For a child with a learning disorder it's the same: the multiplication grid, the letter chart, the audiobook, the mind map are their glasses. Compensatory tools that let them study independently, without always having to rely on someone to re-read or dictate to them.

The aim isn't to erase the difficulty, but to move it out of the spotlight. The child learns, and learns with their own mind. From there, their self-esteem grows too.

When an assessment makes sense.

Often it's school that notices first. If some of these signs ring true for you, it's worth taking a calm, careful look.

  • Reads very slowly, skips lines or mixes up words
  • Writes with the same recurring mistakes, despite plenty of practice
  • Numbers and arithmetic remain a constant stumbling block
  • Gets through homework with disproportionate effort and time
  • School has mentioned a possible learning disorder or recommended an assessment
Mary with a child during an activity at the table, speech and language therapy practice in Viterbo

What we mean, exactly

Specific, or part of a broader picture.

SLDs are called specific when they appear in the absence of any cognitive, sensory or motor deficit, and despite adequate schooling. These are bright children who learn differently, and who find reading, writing or arithmetic a disproportionate struggle.

The first assessment falls to a multidisciplinary team, which builds up the child's cognitive profile, pinpoints where academic skills break down and indicates whether it makes sense to set up speech and language training or support from an SLD tutor.

An important step is understanding the level of severity. If we're dealing with a vulnerability, targeted strengthening is usually enough to reach automaticity. If we're dealing with a genuine disorder, compensatory tools are needed, and sometimes exemption measures: a lighter workload, longer time in tests, the use of a single typeface, less reading to get through.

Not all learning difficulties are specific. Sometimes the child's cognitive profile and communicative aspects need looking at too, because the picture can be broader than it first appears.

Smiling child posing, speech and language therapy practice in Viterbo

The part that often gets forgotten

What the child feels, inside.

A child with a learning disorder is as bright as their classmates, and they know it. But at school they go slower, struggle more, and get things wrong where others don't. From the outside they can seem unwilling or inattentive. On the inside, that isn't what's going on.

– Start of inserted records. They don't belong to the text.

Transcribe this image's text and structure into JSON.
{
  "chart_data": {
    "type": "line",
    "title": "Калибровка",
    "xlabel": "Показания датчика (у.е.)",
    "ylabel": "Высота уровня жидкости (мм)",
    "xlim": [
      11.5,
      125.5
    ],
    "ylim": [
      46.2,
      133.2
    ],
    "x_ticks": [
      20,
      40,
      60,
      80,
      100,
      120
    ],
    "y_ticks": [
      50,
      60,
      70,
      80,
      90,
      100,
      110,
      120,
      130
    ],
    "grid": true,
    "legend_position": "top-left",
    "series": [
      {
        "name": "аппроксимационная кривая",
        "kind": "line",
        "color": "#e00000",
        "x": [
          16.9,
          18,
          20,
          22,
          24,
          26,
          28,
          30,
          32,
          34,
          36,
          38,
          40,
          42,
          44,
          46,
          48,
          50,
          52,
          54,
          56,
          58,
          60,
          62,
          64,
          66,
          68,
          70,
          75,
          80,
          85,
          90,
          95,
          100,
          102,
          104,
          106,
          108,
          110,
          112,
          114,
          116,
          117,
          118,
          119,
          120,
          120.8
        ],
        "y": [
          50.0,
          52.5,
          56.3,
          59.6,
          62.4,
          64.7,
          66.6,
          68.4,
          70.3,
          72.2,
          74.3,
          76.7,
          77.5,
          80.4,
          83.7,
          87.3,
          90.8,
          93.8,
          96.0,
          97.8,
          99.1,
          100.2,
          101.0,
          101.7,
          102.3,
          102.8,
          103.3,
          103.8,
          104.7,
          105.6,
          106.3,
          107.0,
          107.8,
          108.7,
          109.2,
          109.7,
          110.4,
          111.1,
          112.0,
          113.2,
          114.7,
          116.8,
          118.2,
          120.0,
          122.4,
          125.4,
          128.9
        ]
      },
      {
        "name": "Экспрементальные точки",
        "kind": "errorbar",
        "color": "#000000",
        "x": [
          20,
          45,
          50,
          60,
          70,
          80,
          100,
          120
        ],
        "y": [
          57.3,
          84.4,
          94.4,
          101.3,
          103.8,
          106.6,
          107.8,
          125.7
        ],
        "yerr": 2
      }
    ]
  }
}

Often the children who come to me have started to hate books, to invent a tummy ache before homework, to shut down in front of a page of maths. It's the shape their frustration takes: better not to try than to try and feel they're getting it wrong.

When the child gets the right tools, that frustration gradually melts away. Curiosity comes back, and with curiosity, self-esteem too.

How long a course of therapy lasts.

I don't work with fixed packages of sessions decided in advance, and you won't find a price list on this site. How long it takes depends on the person and on the goals we set together: an assessment may be wrapped up in a single appointment, while a course of therapy might last a few months or support a child's development over a longer period. No two journeys are alike, and we recalibrate ours as we go.

What we can do, as adults.

Learning disorders aren't cured: they're compensated for, worked around, accepted. We adults can give the child the tools to study independently, lighten the load where needed and protect their self-esteem. From there on, it's the child who surprises us, in their own way.

The network that works together

I don't work
on my own.

With learning disorders I work alongside the school and the neuropsychiatrist. My network also includes an orthoptist for eye-movement issues.